For photography purposes, you really need the back wall height to be at least 18 inches, which is 9 feet in scale. This is a bit high relative to "real" in the modern world, but Old West houses, unless they were dark, cramped cabins, often had high ceilings.
I've left out an important initial question: how much space do you have to set up your display and in which to work? Constructing things true-to-scale in 1/6 scale gets really big really fast. A "small" room in a house today would be 12x12 feet. That's 24 inches square in 1/6 scale. Even "large" dioramas that people build in 1/6 scale, like pubs or nightclubs, are often limited to 5 or 6 feet in width, and about 2 feet deep: or about 12 x 30 feet -- the size of a very tight fitting single-car garage. Imagine packing twenty or thirty people and a bar and a dance floor and a piano in your garage -- usually not realistic for most of us (although in your case, you might be able to move the motorhome and the boat outside and get away with it
), and nowhere near the size of a real world bar or dance club. Most photos we see of 1/6 scale dioramas are unrealistically compacted in true-scale terms, but they look right to the eye. Rooms constructed to true-scale can actually look too big; plus, it takes a lot more stuff to fill them convincingly. Constructing a miniature room involves a sort of forced perspective effect, and it's partly a process of figuring out what looks right to the eye rather than on paper, and everything is tempered by what is realistic considering the real world space available.
Take a look at raaen99 on Flickr to get an idea of
how much stuff it is possible to squeeze in to a tight scene against a flat wall; and keep in mind, raaen99 works in 1:12 scale:
Secret Desires and Despises at the Wedding Breakfast by raaen99, on Flickr
My advice would be to get a sheet or two of foamcore, cardboard, or thin plywood, about 20 inches by 30 inches, and find a pic of a relatively simple parlor or bedroom wall that you like the looks of, and try to emulate that one wall, just to get an initial idea of what is feasible and how things look.

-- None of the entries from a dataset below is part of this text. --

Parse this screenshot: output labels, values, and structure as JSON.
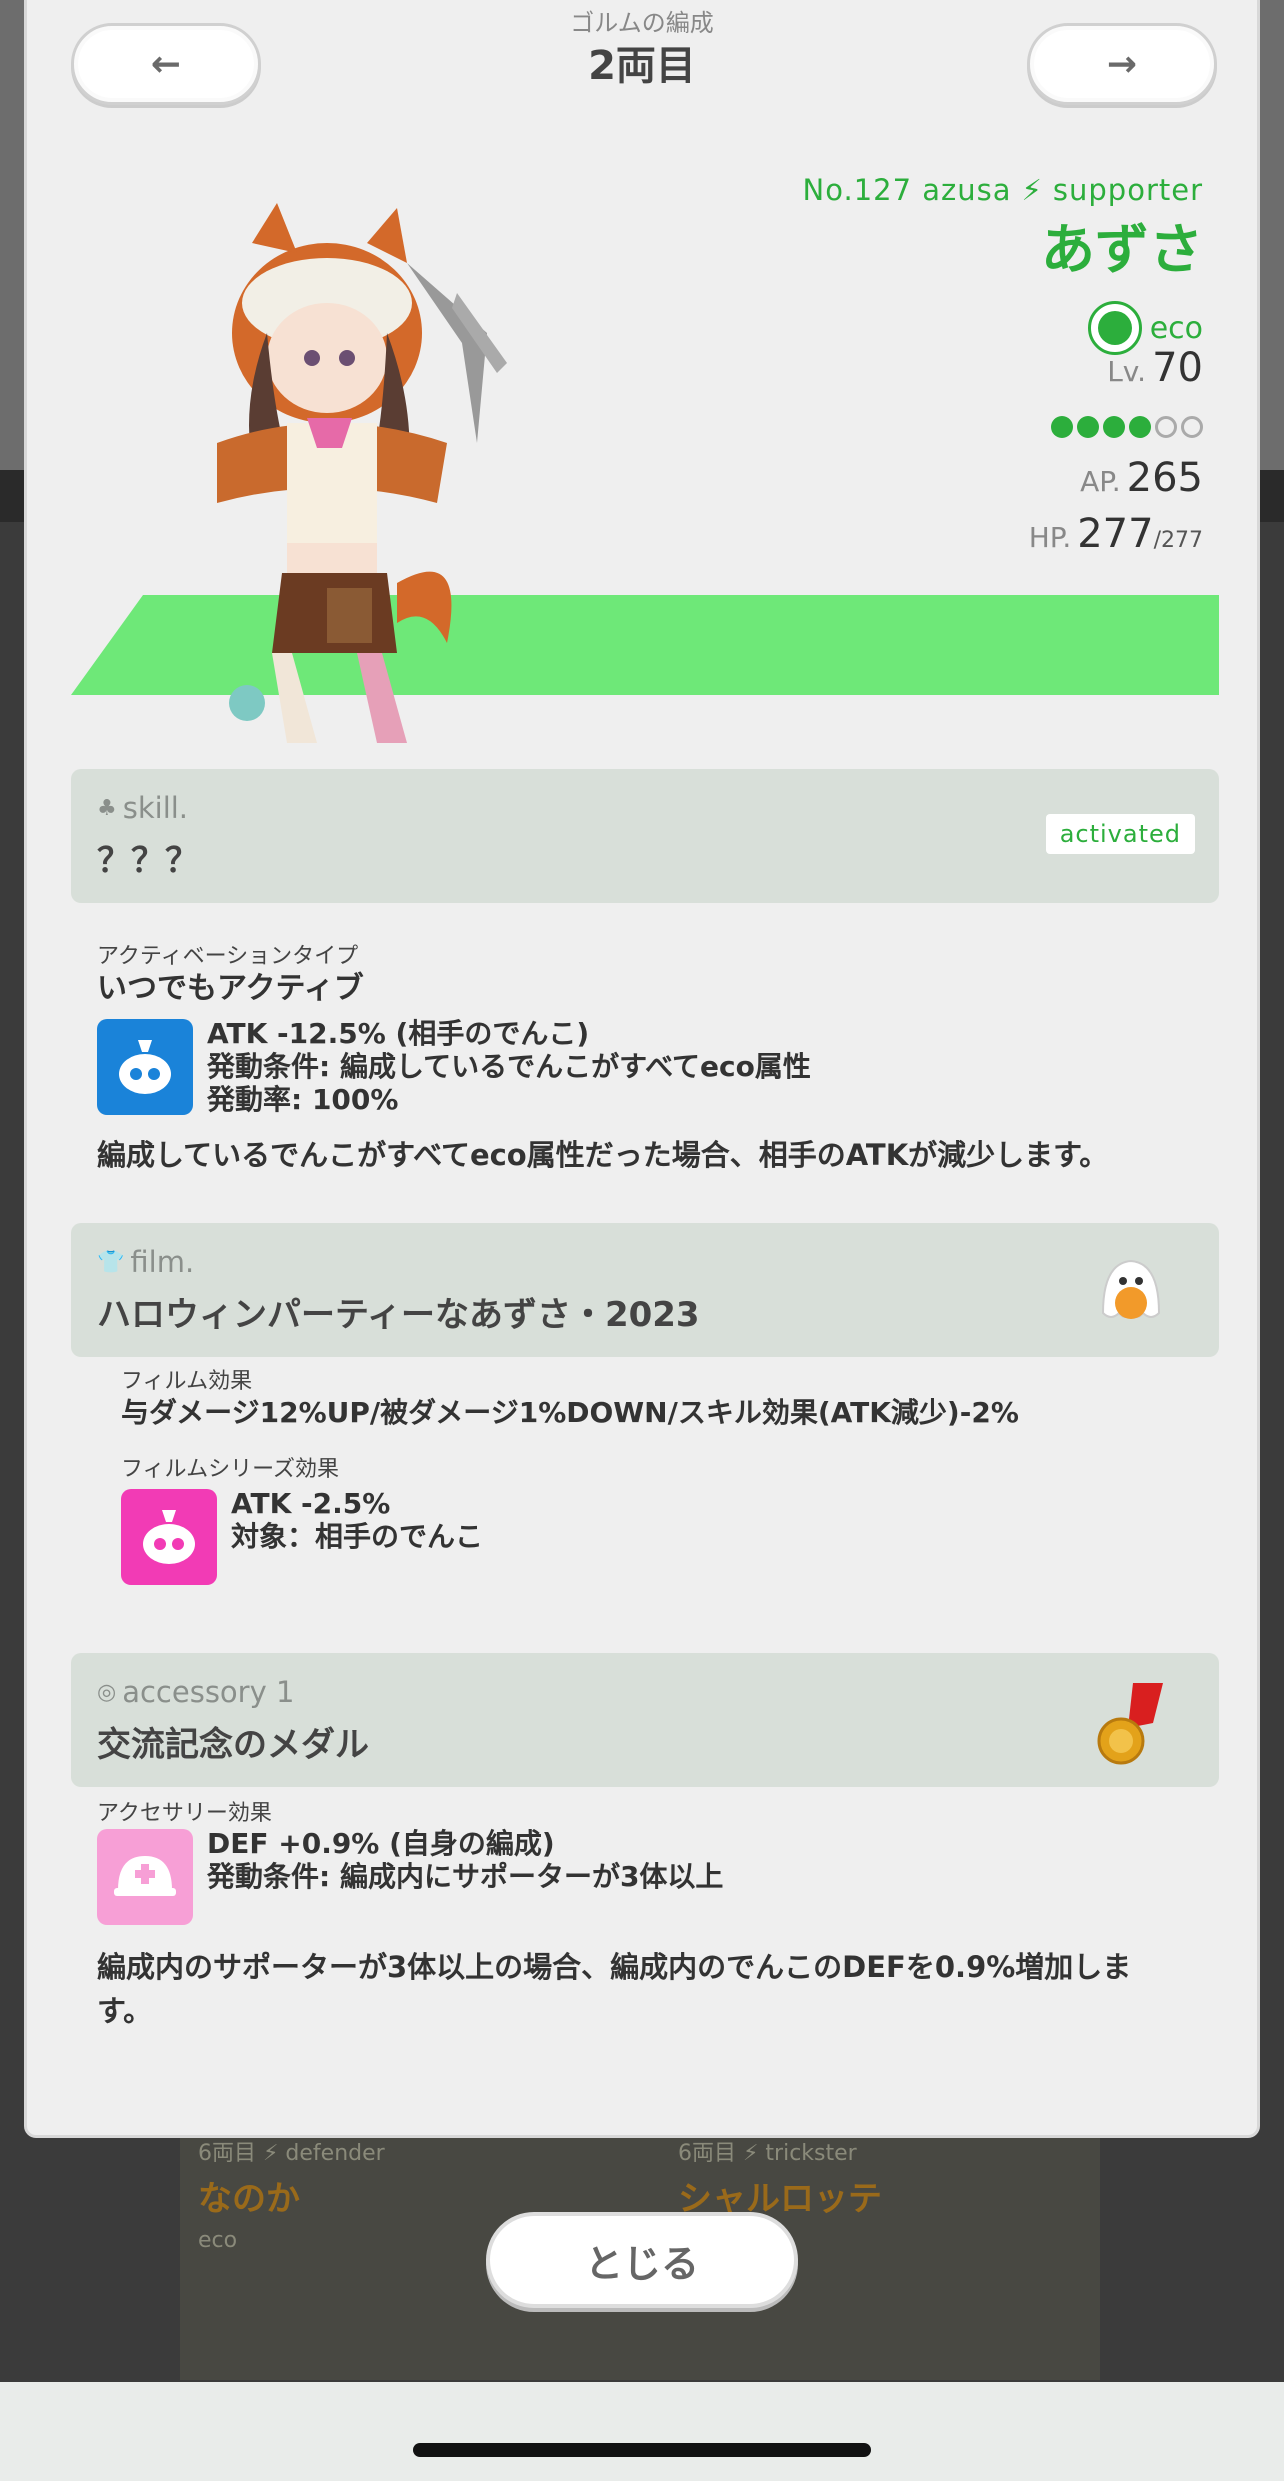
{
  "header": {
    "under_title": "ゴルムの編成",
    "car_title": "2両目",
    "prev_icon": "←",
    "next_icon": "→"
  },
  "character": {
    "number_line": "No.127 azusa",
    "role": "supporter",
    "name": "あずさ",
    "attribute": "eco",
    "level_label": "Lv.",
    "level": "70",
    "rank_dots_filled": 4,
    "rank_dots_total": 6,
    "ap_label": "AP.",
    "ap": "265",
    "hp_label": "HP.",
    "hp": "277",
    "hp_max": "/277",
    "accent_color": "#2cae3c"
  },
  "skill": {
    "label": "skill.",
    "name": "？？？",
    "status": "activated",
    "activation_type_label": "アクティベーションタイプ",
    "activation_type": "いつでもアクティブ",
    "effect_lines": [
      "ATK -12.5% (相手のでんこ)",
      "発動条件: 編成しているでんこがすべてeco属性",
      "発動率: 100%"
    ],
    "description": "編成しているでんこがすべてeco属性だった場合、相手のATKが減少します。"
  },
  "film": {
    "label": "film.",
    "name": "ハロウィンパーティーなあずさ・2023",
    "effect_label": "フィルム効果",
    "effect": "与ダメージ12%UP/被ダメージ1%DOWN/スキル効果(ATK減少)-2%",
    "series_label": "フィルムシリーズ効果",
    "series_lines": [
      "ATK -2.5%",
      "対象：相手のでんこ"
    ]
  },
  "accessory": {
    "label": "accessory 1",
    "name": "交流記念のメダル",
    "effect_label": "アクセサリー効果",
    "effect_lines": [
      "DEF +0.9% (自身の編成)",
      "発動条件: 編成内にサポーターが3体以上"
    ],
    "description_lines": [
      "編成内のサポーターが3体以上の場合、編成内のでんこのDEFを0.9%増加しま",
      "す。"
    ]
  },
  "background": {
    "card1": {
      "header": "6両目 ⚡ defender",
      "name": "なのか",
      "attribute": "eco"
    },
    "card2": {
      "header": "6両目 ⚡ trickster",
      "name": "シャルロッテ"
    }
  },
  "close_button": "とじる"
}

In my experience, drawing things out to scale and "doing the math" ends up not looking right.
Once you get further along in the process, and have enough constructed that you can put a couple of figures in to a scene, you'll start to see that the style and shape of the figures might influence your design. For all their flexibility and "apparent" realism, even seamless figures do not actually represent the range of motion or the relative size of body parts of real people very well. Stairs are a case in point. But that's getting way ahead of where we are at the beginning.
I'll leave you with one more Flickr link -- OddMod:
https://flickr.com/photos/oddmod/51170342039/
Oddmod doesn't allow the embedding of images, but that link will give you an idea of how large an almost-true-to-scale house in 1/6 scale would be.
OM's Flickr is well worth a visit. The photo-stories are a delight, charming and cute and fun, and the world she created for her characters is truly remarkable in its stylized realism. Here's a representative image that would almost work for your Old West aesthetic:
https://flickr.com/photos/oddmod/51261169516/
But start with something simple. One. Little. Thing. That would be my suggestion.